While resin composite fulfils some of these properties, with some of its variants being self-adhesive (for example, self-adhesive resin luting materials), some having 5 mm depth of cure (bulk fill resin composites), some having low shrinkage stress (for example, Filtek Silorane25 and Filtek Bulk Fill Restorative [Palin WM, unpublished data]) and all having suitable physical properties, there remains concern in respect of the increased time required for placement as compared with amalgam and technique sensitivity. If and when these concerns are addressed and an ideal material becomes available (as listed above), the phase-down of amalgam will not be an issue. The authors, and indeed all the respondents of this BSSPD survey, keenly await the development of this material. Moreover, given industry awareness of the vast global demand for a mercury-free alternative to dental amalgam, all major dental materials manufacturers are investing significant resources and revenue to develop exactly such a solution.
Currently, however, over 90% of respondents stated that they believed the use of dental amalgam should continue to be taught in UK dental schools, with only 62% of the younger dentists in the audience saying that they felt adequately trained to use amalgam at undergraduate dental school. On the other hand, it may be salutary to note that, when the phase-down of amalgam takes effect, many senior practitioners may not necessarily have the skills to provide posterior composite restorations to an optimal standard. In the present study, the responding dentists cited time as the most important limiting factor for use of composite in general dental practice (Figure 7) and, moreover, subgingival margins were mentioned as the most important factor favouring use of amalgam for all posterior restorations (Figure 5).

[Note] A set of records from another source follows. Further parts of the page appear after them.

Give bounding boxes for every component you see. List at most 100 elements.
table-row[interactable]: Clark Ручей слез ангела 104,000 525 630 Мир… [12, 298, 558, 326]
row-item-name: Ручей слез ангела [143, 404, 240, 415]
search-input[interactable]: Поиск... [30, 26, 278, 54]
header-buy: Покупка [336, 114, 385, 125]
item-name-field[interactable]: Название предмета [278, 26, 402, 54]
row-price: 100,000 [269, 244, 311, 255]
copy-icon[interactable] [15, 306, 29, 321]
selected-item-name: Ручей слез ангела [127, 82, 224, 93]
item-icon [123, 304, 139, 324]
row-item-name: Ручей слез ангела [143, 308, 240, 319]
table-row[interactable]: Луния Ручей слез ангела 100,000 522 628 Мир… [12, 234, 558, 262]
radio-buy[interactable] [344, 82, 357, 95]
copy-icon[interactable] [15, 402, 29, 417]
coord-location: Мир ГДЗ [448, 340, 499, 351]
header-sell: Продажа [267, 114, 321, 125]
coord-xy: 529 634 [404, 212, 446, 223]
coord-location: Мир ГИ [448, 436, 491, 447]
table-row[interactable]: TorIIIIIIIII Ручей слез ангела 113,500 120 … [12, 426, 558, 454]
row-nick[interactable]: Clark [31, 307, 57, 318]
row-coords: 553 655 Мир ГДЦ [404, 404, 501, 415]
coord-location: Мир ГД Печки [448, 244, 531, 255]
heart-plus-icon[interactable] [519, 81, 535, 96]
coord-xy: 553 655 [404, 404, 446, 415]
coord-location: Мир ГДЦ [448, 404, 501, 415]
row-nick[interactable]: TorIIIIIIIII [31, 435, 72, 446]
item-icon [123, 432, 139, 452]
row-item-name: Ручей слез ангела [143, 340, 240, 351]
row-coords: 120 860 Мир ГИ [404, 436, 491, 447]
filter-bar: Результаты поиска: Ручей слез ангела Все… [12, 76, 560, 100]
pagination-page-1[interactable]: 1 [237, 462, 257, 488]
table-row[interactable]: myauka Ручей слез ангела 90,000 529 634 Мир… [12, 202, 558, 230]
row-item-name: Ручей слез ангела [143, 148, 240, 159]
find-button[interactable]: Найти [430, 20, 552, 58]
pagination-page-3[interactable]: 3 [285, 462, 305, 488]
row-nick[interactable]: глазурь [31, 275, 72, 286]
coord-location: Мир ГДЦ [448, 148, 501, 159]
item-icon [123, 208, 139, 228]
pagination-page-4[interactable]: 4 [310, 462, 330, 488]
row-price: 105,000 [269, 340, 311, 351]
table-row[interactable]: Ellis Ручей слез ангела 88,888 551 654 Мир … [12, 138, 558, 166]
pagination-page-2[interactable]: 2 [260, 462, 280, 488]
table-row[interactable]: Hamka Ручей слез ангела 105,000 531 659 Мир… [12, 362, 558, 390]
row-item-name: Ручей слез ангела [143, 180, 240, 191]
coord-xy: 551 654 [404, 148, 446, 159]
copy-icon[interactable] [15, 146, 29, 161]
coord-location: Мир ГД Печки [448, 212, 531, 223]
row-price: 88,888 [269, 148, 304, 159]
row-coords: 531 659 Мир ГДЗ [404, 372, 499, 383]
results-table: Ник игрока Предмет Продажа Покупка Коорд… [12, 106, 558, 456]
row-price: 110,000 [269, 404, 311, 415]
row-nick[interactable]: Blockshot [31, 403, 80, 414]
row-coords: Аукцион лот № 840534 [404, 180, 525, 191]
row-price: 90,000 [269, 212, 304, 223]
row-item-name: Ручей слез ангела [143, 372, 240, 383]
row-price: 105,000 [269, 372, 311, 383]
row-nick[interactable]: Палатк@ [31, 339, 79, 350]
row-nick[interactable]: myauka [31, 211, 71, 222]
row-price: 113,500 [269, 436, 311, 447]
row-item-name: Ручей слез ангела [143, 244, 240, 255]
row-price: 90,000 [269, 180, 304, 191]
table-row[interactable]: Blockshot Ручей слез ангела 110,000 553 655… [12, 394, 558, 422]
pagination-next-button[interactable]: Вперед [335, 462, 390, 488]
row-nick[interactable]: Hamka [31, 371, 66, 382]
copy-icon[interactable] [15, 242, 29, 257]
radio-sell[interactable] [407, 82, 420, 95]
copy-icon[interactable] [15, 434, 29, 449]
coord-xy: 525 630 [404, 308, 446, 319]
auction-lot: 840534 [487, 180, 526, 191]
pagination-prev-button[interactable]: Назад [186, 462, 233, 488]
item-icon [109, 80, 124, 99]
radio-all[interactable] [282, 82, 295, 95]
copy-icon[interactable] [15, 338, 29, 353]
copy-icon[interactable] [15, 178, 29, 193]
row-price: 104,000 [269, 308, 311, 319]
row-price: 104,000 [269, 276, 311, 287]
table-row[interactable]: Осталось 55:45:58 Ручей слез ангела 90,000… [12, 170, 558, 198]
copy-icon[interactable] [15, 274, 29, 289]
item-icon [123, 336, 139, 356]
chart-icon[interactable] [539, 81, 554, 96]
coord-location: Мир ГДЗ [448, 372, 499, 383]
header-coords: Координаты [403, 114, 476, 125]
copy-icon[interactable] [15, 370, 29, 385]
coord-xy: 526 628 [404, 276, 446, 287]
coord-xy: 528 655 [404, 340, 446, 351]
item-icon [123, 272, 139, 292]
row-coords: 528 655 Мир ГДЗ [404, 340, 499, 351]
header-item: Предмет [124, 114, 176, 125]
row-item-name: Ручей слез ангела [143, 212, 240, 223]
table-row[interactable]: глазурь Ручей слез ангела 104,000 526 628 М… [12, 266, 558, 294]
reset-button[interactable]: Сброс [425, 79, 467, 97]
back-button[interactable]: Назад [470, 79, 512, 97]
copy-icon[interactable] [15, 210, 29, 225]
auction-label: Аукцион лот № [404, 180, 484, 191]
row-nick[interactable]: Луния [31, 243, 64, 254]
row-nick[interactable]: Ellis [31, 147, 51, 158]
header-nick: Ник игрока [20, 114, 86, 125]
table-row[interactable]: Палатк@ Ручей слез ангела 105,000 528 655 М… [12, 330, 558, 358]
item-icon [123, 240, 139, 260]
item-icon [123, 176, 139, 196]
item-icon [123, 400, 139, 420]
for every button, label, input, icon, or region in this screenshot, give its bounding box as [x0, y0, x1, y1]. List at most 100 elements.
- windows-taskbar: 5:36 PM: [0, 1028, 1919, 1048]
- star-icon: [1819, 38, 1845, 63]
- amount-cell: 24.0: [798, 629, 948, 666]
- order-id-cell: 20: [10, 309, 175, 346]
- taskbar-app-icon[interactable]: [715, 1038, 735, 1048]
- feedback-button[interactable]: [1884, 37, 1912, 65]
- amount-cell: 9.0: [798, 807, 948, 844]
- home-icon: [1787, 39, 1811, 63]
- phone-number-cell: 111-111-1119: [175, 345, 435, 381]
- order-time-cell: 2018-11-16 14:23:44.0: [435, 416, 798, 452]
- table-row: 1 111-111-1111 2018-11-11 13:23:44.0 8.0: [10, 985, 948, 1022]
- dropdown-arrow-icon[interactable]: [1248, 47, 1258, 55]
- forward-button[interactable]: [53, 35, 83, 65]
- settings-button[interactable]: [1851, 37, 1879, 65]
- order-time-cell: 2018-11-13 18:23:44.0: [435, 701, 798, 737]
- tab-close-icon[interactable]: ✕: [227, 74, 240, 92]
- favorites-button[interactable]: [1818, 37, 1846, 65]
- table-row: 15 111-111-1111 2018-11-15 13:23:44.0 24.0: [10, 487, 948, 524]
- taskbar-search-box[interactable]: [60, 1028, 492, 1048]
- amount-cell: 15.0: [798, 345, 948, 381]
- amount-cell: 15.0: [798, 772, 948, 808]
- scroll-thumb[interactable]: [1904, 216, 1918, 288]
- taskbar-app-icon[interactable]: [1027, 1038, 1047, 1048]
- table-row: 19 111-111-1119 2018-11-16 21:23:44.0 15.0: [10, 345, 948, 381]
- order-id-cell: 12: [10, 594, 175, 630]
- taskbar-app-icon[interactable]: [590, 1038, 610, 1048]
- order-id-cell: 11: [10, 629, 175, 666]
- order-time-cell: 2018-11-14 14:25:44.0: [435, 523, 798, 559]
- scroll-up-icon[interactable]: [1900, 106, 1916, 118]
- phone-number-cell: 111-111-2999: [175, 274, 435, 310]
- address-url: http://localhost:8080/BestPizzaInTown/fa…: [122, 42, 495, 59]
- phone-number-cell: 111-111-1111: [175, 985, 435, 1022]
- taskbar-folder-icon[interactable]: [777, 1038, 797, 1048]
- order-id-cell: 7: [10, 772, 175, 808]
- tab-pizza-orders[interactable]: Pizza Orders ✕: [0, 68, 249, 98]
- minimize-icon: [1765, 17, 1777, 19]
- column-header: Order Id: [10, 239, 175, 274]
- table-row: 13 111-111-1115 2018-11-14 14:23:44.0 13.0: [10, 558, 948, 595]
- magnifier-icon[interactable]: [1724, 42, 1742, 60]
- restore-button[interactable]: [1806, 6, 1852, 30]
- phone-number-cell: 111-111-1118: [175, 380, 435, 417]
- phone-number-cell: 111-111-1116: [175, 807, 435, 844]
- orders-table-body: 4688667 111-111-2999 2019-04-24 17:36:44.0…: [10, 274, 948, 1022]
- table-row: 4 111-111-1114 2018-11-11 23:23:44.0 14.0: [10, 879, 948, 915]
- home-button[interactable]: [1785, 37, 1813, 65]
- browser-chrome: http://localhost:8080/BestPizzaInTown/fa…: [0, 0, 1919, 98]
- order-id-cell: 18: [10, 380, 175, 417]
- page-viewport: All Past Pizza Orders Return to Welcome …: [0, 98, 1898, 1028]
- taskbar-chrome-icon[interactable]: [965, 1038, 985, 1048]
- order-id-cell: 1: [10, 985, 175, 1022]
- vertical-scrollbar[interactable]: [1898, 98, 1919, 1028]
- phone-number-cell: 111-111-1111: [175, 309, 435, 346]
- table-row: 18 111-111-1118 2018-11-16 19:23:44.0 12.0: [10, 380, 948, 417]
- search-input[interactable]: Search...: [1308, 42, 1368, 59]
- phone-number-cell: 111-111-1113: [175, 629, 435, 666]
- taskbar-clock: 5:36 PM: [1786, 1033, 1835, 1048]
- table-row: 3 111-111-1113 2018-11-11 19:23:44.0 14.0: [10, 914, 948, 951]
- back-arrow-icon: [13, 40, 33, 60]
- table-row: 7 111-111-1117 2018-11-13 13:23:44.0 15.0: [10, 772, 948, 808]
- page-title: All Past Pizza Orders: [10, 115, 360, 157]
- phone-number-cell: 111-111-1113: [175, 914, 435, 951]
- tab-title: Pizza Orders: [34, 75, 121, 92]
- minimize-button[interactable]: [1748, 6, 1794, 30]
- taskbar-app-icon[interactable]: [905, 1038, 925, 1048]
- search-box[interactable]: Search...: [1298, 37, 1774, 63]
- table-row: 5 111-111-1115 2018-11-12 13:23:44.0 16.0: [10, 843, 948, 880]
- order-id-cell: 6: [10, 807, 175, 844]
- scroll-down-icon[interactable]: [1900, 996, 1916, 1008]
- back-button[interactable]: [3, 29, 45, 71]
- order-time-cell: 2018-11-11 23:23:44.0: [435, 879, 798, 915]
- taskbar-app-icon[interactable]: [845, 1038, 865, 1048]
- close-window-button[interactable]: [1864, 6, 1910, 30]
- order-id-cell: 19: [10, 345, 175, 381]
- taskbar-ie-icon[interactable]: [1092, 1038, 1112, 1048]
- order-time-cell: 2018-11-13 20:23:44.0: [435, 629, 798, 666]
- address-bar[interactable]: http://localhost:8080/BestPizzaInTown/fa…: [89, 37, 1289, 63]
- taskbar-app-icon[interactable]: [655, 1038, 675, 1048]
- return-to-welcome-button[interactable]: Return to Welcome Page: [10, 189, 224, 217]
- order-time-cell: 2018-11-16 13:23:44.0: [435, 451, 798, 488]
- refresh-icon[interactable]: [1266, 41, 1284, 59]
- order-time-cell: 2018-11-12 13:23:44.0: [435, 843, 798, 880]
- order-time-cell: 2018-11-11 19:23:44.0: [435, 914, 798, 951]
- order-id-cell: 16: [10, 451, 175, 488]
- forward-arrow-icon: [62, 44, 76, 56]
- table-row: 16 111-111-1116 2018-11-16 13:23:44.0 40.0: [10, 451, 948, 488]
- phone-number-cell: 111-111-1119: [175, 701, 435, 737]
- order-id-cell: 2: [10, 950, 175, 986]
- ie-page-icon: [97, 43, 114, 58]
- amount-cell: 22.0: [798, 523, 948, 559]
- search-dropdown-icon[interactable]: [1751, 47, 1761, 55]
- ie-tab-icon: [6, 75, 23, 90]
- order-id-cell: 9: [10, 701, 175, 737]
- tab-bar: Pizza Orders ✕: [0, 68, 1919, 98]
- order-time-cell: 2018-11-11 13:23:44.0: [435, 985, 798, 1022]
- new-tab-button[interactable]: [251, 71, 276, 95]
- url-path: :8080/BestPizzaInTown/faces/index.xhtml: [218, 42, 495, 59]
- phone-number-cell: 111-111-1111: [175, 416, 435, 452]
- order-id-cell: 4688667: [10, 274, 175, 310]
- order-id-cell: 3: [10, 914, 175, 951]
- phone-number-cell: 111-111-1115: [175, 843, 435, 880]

Altogether, the results of this survey suggest significant workforce impacts to the phase-down, for example, when practitioners undergo a new learning curve there can be variability in the speed at which new techniques are adopted. The responsibility for training the workforce appropriately will fall to Health Education England, National Societies and the individual practitioner, with a financial impact to the NHS. This present paper therefore clearly highlights the need for strong leadership amongst the dental profession, in terms of raising awareness of the potential issues of the phase-down of amalgam. The results from this study suggest that only a third of respondents considered that the general dental practitioner's (GDP's) voice was being heard in this debate and there was a concerning lack of consensus as to how the voice of the GDP can best be heard as the debate continues (Figure 6). Therefore, there remains a clear and present need to engage and involve as broad a spectrum of the dental profession as possible. Professional societies and representative bodies should bear this in mind as the global picture increasingly trends towards the complete phase-down of dental amalgam use.
Conclusions
This debate has confirmed that dental amalgam is still considered a useful and important material for the restoration of posterior teeth. Over 90% of those that voted wished to see the choice of dental amalgam continue into the future within the UK for certain indications. The majority of conference attendees participating in the amalgam debate also felt that more posterior teeth will be extracted if amalgam is no longer available.